Maintain Accessibility with Drupal

John Newton's picture
John Newton
 
Sereno blog
 

We are currently working on a project with a client that rightly takes accessibility very seriously. Drupal core provides everything we could need in terms of accessibility and standards and we can help our clients structure their content in the best way possible both through training and by building in sensible configuration options that help keep content creation and curation on track. There are a number of approaches to this and we favour cut down WYSIWYG to prevent formatting overload for site editors while extending controlled presentation sophistication through additonal styles options and Drupal Paragraphs bundles. This provides a solid basis for dynamic responsive content.

However, recently a client qasked me a great question. While Drupal core conforms to the World Wide Web Consortium (W3C) guidelines: WCAG 2.0 and ATAG 2.0. how accessibility compliant are the contrib modules we are using on the project?

There is no absolute requirement for the authors of contrib modules to conform to the core standards, however it seems to me that most developers within the Drupal community take accessibility very seriously indeed. I think for many, it's simply second nature to be thinking accessibility at all times. There is also the Drupal Accessibility Pledge #D8AX whereby developers publicly pledge to make their work as accessible as possible although usage of the pledge is highly variable.

Drupal agencies can also help here. Where custom code is developed, this can be written and then checked to ensure it conforms to accessibility standards. Use widely-used contrib modules only. There are many good reasons for doing this and accessibility is just one of them. Check the module for accessibility issues. Also, make sensible choices about theme colours, contrast and so on. Design elements like carousels should be treated with care. Configure tools for your editors with accessibility in mind so people produce properly structured content both with text and images.
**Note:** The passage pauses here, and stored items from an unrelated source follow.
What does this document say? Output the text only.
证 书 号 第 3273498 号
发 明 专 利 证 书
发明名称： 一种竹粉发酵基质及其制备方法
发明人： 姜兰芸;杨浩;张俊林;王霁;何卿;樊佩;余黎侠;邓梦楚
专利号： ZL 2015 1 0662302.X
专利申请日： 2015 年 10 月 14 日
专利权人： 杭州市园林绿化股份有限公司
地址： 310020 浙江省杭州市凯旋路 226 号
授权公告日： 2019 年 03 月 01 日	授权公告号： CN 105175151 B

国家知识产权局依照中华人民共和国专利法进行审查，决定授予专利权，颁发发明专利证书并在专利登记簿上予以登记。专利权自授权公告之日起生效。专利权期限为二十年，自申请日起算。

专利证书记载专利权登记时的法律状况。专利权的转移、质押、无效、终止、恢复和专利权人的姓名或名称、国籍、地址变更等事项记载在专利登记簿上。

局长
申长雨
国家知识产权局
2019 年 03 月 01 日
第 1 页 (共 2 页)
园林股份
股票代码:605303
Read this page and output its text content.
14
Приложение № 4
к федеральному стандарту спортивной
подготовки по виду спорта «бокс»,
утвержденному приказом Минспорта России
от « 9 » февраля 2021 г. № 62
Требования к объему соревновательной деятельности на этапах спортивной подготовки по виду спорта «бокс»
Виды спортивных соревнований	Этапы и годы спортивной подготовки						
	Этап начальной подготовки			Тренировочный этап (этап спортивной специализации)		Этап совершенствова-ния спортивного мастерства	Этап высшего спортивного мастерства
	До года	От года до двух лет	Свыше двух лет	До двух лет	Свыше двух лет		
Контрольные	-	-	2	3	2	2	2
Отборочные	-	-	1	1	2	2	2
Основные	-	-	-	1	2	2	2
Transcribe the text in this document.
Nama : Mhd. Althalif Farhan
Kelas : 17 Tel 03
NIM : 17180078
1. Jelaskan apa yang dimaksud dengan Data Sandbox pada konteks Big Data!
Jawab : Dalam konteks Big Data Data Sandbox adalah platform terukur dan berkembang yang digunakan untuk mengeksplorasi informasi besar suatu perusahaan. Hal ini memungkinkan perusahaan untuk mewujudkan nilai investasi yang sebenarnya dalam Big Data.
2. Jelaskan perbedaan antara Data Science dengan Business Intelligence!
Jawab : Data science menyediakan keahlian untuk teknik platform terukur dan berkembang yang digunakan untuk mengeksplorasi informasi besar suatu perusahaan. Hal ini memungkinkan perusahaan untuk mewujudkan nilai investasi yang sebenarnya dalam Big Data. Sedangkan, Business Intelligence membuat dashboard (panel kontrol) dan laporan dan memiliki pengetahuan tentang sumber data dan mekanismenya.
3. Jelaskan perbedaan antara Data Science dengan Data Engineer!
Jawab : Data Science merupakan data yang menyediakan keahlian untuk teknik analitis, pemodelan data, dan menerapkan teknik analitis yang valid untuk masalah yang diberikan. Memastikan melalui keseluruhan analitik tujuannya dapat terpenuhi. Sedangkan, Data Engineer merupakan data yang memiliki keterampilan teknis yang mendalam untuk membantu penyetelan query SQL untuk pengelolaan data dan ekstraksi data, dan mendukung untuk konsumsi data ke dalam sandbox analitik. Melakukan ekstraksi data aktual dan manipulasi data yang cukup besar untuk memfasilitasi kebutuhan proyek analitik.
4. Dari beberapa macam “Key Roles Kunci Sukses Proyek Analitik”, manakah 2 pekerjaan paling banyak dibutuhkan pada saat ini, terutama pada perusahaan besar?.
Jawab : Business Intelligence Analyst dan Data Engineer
Accessibility is in point of fact an umbrella term which covers a range of possible codified standards and a pragmatic approach to building interactions and advanced design elements. While the web is clearly a long way from getting accessibility right, Drupal's reputation as a leader in accessible CRMs is well-deserved and something we will see strenghtened with better implementation practices and the striking advances offered by the newly launched Drupal 8.